The Nascopie freely indulges all the grosser passions of his nature; he has no term in his language to express the sensation of shame; the feeling and the word are alike unknown. Many circumstances might be adduced in proof of this, but I have no desire to disgust the reader. Previously to our arrival here, there was not such an article of domestic utility known among them as a spoon; the unclean hand performed every office. They take their meals sitting in a circle round a kettle, and commence operations by skimming off the fat with their hands, and lapping it up like dogs; then every one helps himself to the solids, cutting, gnawing, and tearing until the whole is devoured, or until repletion precludes further exertions, when, like the gorged beast of prey, they lie down to sleep.
The Nascopies practise polygamy more from motives of convenience than any other—the more wives, the more slaves. The poor creatures, in fact, are in a state of relentless slavery; every species of drudgery devolves upon them. When they remove from camp to camp in winter, the women set out first, dragging sledges loaded with their effects, and such of the children as are incapable of walking; meantime the men remain in the abandoned encampment smoking their pipes, until they suppose the women are sufficiently far advanced on the route to reach the new encampment ere they overtake them.
Arrived at the spot, the women clear the ground of snow, erect the tents, and collect fuel; and when their arrangements are completed, their lords step in to enjoy themselves. The sole occupation of the men is hunting, and, in winter, fishing. They do not even carry home the game; that duty also falls to the lot of the female, unless when the family has been starving for some time, when the men condescend to carry home enough for immediate use.
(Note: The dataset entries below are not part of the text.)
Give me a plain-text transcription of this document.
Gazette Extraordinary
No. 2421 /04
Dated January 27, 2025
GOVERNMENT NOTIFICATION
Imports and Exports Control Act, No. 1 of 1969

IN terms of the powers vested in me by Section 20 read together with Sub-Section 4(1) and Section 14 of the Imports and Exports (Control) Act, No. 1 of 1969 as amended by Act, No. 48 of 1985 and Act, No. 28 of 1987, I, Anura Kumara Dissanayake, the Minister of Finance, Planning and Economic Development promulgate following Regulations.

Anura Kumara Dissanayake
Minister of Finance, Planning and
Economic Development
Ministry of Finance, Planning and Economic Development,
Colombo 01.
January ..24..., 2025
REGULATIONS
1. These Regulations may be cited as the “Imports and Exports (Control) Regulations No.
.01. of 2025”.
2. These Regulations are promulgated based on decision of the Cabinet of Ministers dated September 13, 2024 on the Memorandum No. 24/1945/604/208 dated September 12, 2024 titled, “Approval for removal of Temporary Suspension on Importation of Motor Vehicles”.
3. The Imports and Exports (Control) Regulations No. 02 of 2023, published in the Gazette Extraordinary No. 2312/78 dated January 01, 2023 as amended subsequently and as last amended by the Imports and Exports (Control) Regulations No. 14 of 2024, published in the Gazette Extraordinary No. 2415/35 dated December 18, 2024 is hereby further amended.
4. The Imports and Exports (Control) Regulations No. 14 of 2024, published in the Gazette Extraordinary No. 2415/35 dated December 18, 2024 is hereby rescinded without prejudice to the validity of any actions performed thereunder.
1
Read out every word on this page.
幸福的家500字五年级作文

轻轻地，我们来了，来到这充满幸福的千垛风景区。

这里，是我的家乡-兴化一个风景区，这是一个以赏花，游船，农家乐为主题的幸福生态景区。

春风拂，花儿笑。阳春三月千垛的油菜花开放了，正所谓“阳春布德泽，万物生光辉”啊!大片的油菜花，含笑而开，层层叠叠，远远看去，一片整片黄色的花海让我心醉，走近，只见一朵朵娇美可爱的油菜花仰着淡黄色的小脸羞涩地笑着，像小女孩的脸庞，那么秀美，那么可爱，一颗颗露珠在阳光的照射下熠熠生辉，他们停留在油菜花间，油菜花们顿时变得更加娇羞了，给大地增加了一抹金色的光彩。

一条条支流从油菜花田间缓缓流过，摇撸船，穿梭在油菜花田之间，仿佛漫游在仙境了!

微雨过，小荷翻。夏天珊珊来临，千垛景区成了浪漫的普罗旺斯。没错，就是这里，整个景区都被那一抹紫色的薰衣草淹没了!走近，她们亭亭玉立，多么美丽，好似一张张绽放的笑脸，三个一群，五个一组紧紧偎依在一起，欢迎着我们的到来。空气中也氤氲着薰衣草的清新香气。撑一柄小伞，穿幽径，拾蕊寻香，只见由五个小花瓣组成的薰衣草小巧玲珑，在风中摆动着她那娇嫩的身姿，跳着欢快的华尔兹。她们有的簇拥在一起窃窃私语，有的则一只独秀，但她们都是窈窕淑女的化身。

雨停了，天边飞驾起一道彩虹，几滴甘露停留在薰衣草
The horrid practice still obtains among the Nascopies of destroying their parents and relatives, when old age incapacitates them for further exertion. I must, however, do them the justice to say, that the parent himself expresses a wish to depart, otherwise the unnatural deed would probably never be committed; for they in general treat their old people with much care and tenderness. The son or nearest relative performs the office of executioner,—the self-devoted victim being disposed of by strangulation.[1] When any one dies in winter, the body is placed on a scaffold till summer, when it is interred.